Our lab’s research is largely focused on understanding mechanisms of antibiotic resistance and developing novel therapeutic approaches to combat drug-resistant bacteria. A major area of interest is elucidating the factors controlling heteroresistance, a phenomenon in which a minor subpopulation of cells exhibits phenotypic resistance and co-exists with a majority susceptible population. We discovered that the minor resistant subpopulation of cells can cause in vivo antibiotic treatment failure. If the frequency of the resistant subpopulation is especially low (<1 in 10,000 cells), isolates are often incorrectly classified as susceptible by current diagnostic tests, potentially leading clinicians to inadvertently use ineffective antibiotics.

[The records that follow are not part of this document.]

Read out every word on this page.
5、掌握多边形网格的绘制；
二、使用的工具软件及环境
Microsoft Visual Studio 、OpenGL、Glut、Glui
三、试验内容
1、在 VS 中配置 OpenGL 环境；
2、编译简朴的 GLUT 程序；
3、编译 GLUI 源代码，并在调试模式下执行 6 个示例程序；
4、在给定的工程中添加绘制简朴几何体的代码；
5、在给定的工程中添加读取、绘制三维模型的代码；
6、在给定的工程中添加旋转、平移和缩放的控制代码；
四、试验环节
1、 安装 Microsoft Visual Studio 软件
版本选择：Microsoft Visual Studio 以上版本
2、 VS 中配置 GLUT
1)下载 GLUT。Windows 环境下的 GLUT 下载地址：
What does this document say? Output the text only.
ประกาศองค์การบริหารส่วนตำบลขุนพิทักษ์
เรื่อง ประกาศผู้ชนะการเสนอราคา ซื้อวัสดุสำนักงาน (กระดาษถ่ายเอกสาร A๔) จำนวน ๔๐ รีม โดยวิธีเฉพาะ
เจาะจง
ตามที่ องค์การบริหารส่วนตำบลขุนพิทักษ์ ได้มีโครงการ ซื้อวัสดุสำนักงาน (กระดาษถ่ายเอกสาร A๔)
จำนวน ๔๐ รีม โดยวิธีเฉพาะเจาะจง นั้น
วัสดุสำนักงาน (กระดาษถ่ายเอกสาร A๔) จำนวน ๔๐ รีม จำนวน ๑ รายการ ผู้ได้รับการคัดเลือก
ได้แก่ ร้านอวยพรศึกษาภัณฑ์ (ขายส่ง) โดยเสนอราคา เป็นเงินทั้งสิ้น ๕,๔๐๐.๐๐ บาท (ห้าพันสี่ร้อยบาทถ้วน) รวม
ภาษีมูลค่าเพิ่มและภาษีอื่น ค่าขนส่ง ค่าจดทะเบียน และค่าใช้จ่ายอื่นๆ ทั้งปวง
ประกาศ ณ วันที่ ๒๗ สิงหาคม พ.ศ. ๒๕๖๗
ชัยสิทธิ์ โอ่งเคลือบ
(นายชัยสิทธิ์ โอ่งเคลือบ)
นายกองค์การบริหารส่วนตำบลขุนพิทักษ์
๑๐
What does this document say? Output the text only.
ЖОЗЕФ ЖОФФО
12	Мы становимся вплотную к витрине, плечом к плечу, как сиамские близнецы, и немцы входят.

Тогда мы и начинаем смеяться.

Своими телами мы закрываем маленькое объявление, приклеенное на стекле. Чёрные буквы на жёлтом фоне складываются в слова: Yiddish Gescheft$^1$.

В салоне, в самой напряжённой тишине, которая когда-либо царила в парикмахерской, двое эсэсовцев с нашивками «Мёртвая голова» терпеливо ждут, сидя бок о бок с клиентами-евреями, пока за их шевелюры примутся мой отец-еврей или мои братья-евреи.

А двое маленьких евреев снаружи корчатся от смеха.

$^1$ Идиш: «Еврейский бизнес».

Surprisingly, we determined that heteroresistance can be exploited as a bacterial Achilles’ heel and the basis of effective combination therapies. When combined, two antibiotics to which a given strain is heteroresistant eradicate the bacteria as each drug kills the subpopulation of cells resistant to the other. This approach can even eradicate strains classified as “pan-resistant” and has been used in real-time to effectively treat several patients infected with such infections.

Heteroresistance is broadly found in all bacteria we have studied thus far. We now focus mainly on Gram-negative bacterial pathogens including carbapenem-resistant Enterobacterales (CRE; such as Klebsiella and Enterobacter species), Acinetobacter baumannii and Pseudomonas aeruginosa. Overall, our translational research program combines basic research on mechanisms of antibiotic resistance and bacterial pathogenesis with epidemiological and clinical studies to make novel insights leading to new clinical interventions.